In the online version of the International Journal of Cancer, Dr. Sara Strom and associates evaluate the association between saturated fat intake and biochemical failure among men who underwent radical prostatectomy (RP).
A cohort of 390 patients who underwent radical prostatectomy at MD Anderson Cancer Center had a semi-quantitative validated Block food frequency questionnaire modified to their regional diets and completed for the year prior to the diagnosis of prostate cancer. Body mass index (BMI) was also calculated. Clinical and pathological data were abstracted from medical records. Categorical and continual variables were analyzed.
Men who consumed high saturated fat diets (HSF) were younger and had higher BMIs at diagnosis than men with who consumed low saturated fat diets (LSF). There were no statistically significant differences in clinico-pathologic characteristics, family history of prostate cancer, education, history of diabetes or physical activity between the 2 groups.
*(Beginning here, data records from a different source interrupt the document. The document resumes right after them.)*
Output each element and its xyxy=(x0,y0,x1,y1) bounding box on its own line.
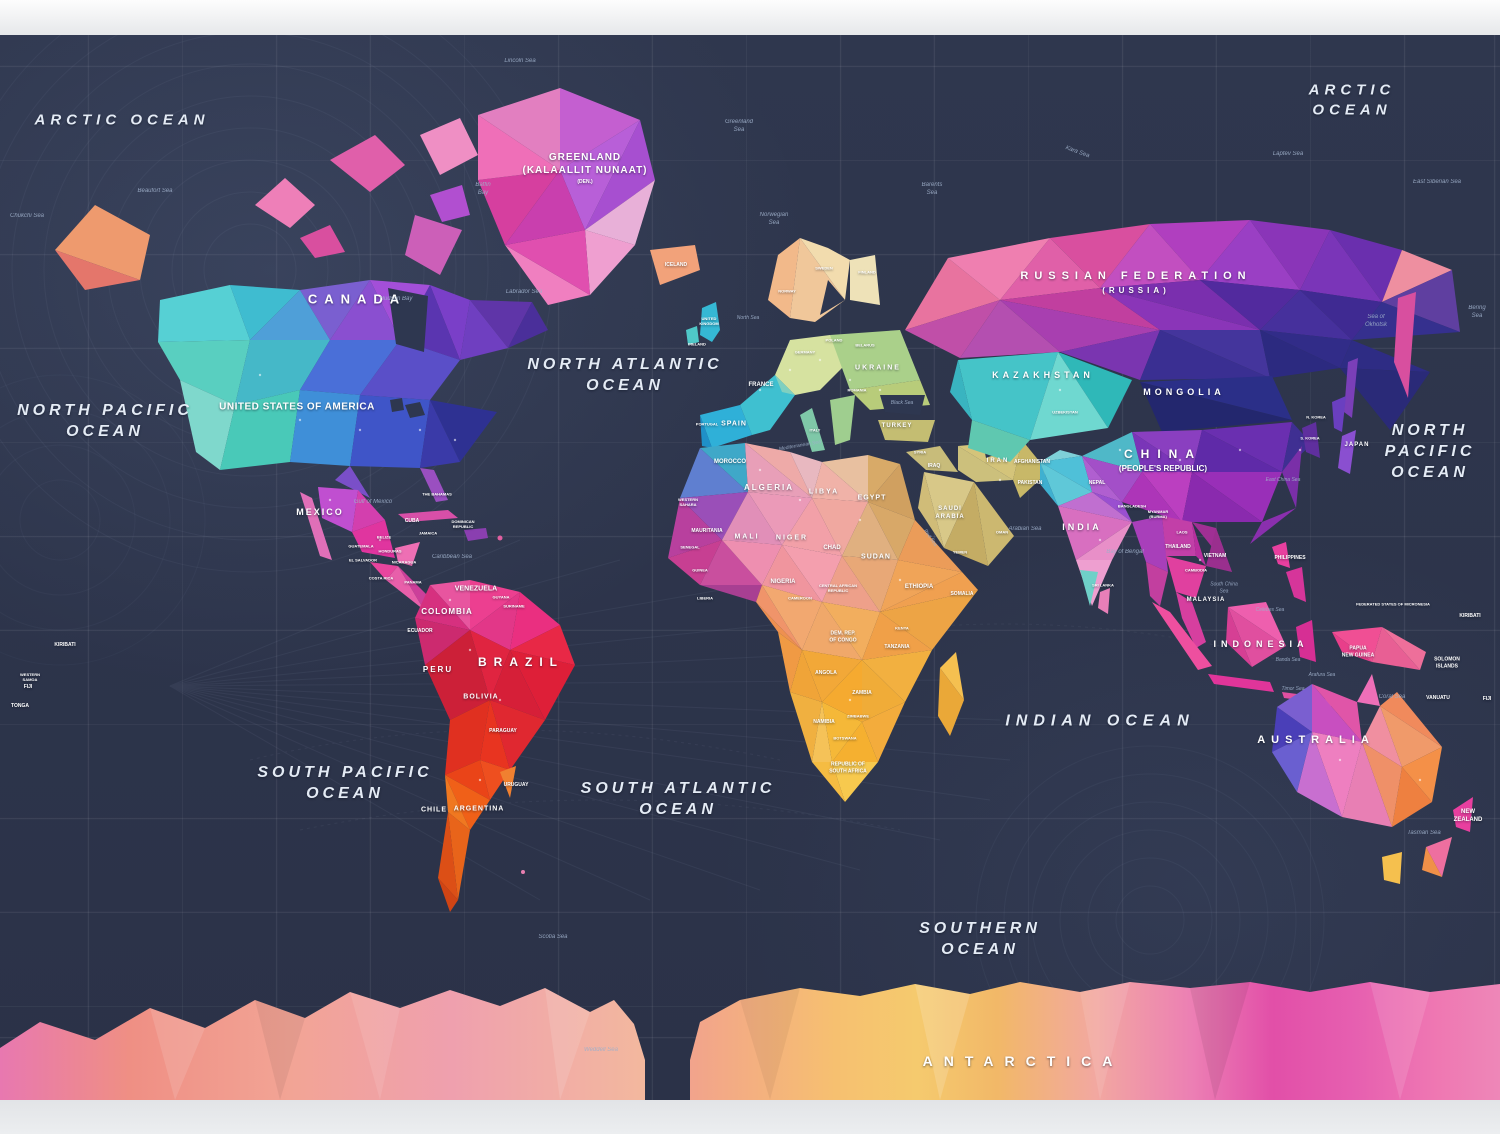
poster-margin-bottom xyxy=(0,1100,1500,1134)
poster-margin-top xyxy=(0,0,1500,35)
city-dots xyxy=(258,358,1422,782)
region-south-asia xyxy=(1040,450,1232,648)
continent-south-america xyxy=(415,580,575,912)
decor-fan-lines xyxy=(169,539,1281,901)
region-indonesia xyxy=(1152,542,1426,708)
continent-antarctica xyxy=(0,982,1500,1100)
region-east-asia xyxy=(1082,376,1356,544)
region-central-asia xyxy=(950,352,1132,462)
continent-greenland xyxy=(478,88,700,305)
continent-asia-north xyxy=(905,220,1460,430)
decor-rings xyxy=(0,35,1325,1095)
continent-australia xyxy=(1272,674,1473,884)
map-canvas xyxy=(0,35,1500,1100)
continent-europe xyxy=(686,238,935,452)
continent-africa xyxy=(668,443,978,802)
continent-north-america xyxy=(55,118,548,610)
continents-svg xyxy=(0,35,1500,1100)
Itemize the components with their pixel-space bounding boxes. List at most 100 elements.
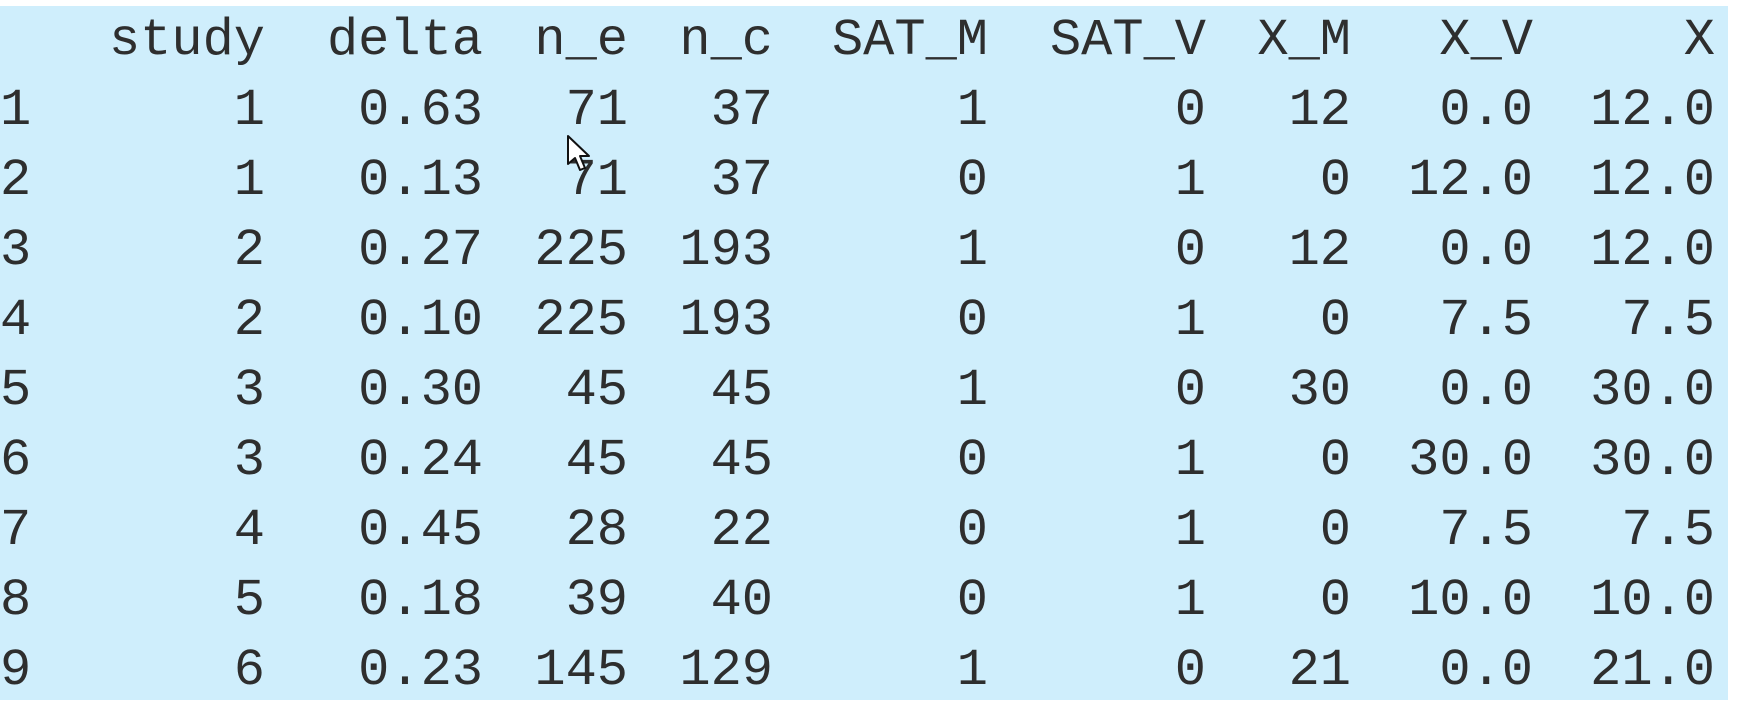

Men on HSF diets also consumed more total calories that men on LSF diets. Saturated fats were most commonly consumed as beef steaks, cheese and cheese spreads, hamburgers and cheeseburgers, eggs, ice cream and salad dressings.
During the mean 97 month follow-up period, 20% of patients with organ-confined prostate cancer experienced a PSA failure. Patients on a HSF diets were significantly more likely to have a PSA failure and had significantly shorter PSA-failure free survival than men on a LSF diet (26.6 vs. 44.7 months, respectively). At 5 years post radical prostatectomy, 65% of patients who consumed HSF diets had no evidence of prostate cancer compared to 80% of men who ate a LSF diet.
Men who were both obese and ate a HSF diets had the shortest biochemical failure-free survival (19 months) and non-obese men on a LSF diet had the longest (46 months). The data from the model were not altered by the inclusion of amount of physical activity performed by the subjects.